|Well, that is a system...|
I work hard to understand systems of which I am a part. That’s because when I recognize how they operate – what drives them, influences them, and my role in them – I can interact in beneficial rather than harmful ways. Some systems can be challenging to think about. That’s because the most complex ones have lots of moving parts.
Then there’s the challenge of knowing or learning all the parts of a system. Lop on top of that the fact that our world these days moves so quickly. It’s brimming with activities and information overload. Taking all that into account, it becomes hard to even want to understand how systems work, let alone try and appreciate how they might affect us and each other.
Systems as I define them consist of more than two persons, places or things interacting either with each other or something/someone else.

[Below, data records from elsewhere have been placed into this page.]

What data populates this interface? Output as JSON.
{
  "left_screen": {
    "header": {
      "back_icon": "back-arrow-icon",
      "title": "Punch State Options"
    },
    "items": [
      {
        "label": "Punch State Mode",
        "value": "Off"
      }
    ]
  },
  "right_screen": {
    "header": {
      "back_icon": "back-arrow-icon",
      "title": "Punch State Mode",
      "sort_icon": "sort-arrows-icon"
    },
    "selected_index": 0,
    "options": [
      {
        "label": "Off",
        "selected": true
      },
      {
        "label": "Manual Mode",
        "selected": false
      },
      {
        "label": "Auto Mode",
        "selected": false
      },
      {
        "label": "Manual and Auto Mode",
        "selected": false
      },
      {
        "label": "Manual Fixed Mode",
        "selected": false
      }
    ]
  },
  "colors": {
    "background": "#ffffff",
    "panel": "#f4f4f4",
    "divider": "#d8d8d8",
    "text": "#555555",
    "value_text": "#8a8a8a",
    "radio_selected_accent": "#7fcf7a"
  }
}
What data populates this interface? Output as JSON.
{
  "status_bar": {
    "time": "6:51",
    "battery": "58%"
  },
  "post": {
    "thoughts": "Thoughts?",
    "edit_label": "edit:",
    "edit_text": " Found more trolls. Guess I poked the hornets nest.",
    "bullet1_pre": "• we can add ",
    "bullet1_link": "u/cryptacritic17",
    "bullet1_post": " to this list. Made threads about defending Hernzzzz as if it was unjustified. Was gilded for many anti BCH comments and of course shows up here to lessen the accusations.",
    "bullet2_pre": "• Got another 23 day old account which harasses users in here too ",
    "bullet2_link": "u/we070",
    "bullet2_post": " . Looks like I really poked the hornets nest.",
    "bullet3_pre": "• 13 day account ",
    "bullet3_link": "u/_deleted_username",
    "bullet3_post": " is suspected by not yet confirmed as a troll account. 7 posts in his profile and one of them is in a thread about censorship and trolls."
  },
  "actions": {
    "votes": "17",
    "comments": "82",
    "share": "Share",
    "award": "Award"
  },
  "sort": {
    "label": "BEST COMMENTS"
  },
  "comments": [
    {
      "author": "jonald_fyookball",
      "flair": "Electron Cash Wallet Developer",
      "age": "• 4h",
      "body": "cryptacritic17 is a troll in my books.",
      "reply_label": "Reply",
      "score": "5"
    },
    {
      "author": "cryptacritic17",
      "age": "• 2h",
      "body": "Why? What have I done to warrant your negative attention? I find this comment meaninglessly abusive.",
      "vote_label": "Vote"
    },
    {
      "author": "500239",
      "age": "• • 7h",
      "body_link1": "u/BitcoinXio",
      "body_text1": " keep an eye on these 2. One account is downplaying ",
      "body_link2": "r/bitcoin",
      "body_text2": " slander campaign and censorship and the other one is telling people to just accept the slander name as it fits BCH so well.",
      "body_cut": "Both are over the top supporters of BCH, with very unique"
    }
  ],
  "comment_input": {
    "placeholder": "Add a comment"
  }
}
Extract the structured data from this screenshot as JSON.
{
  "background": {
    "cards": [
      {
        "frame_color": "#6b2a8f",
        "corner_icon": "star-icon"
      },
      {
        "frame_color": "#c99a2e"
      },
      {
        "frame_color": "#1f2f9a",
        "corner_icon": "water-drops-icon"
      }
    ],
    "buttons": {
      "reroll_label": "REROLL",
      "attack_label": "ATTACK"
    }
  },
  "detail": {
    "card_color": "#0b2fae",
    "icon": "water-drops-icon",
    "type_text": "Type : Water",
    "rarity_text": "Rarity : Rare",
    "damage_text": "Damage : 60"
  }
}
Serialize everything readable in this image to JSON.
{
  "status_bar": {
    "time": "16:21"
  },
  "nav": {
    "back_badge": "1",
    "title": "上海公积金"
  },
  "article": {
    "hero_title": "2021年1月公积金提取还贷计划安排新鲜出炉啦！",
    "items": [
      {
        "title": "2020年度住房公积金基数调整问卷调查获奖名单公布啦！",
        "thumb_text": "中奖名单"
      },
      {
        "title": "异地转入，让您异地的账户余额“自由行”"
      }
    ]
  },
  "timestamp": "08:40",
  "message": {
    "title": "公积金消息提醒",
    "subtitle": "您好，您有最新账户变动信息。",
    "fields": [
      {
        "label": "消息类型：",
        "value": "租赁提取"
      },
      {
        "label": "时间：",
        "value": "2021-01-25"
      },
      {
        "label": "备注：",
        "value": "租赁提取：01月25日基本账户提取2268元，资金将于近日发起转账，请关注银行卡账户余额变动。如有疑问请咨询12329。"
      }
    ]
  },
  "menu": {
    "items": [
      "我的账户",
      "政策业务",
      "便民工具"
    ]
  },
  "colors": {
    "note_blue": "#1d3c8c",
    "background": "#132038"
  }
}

They can cause a chain reaction of events or even ways of thinking. An example of operating within a system is when on the freeway.
Despite a bunch of other vehicles on the road it can feel like we’re out there only doing things individually: driving fast or slow, passing or being passed, entering or exiting the freeway, etc. Yet in fact, we’re operating collectively with other vehicles on the road. All of them. We are cooperating with other drivers. Or not. Even the ones too distant to see. (Consider a distant car accident and how it eventually affects the flow of traffic around you.)
A more immediate example is when another car is merging from an on-ramp: you have to decide whether to change lanes, go faster, slower or maintain speed. The oncoming car has similar options. So do other vehicles close by. What one does effects what the others might do. Or not do.
This is my exit.
So it is with social systems. What one person says or does in a situation can impact what happens to others. Cause and effect. But it’s deeper than that with human beings. That’s because there are a bundle of other factors in play, not the least of which is perception. There’s also how a person was raised, the experiences they went through and what they’re currently going through.
We as a people are approaching a turning point. Much of it is with regard to how we look at and interact with people different from ourselves. It’s about skin color. And gender. It’s about sexual orientation, class, ability and age. And religion.
It’s about a system of shutting down and turning our backs on those who are not like us. It’s about a system of not believing or even considering the possibility that what a group of people say is happening to them is happening. Not even remotely considering it, despite the presence of prejudice, discrimination, protests, bullying, beatings, maiming and killing.
It’s about a system wanting to keep things the way they are, staying within the comfort of our own beliefs – and if it’s at the unfortunate expense of others, so be it. It’s about desperately trying to maintain the current belief system because to consider otherwise is to tilt your world; tilt it in a manner that causes you to rethink a whole lot of things. And yes, this cuts in all directions.
Future generations will look on this important period with great interest. Which side of history will you be on?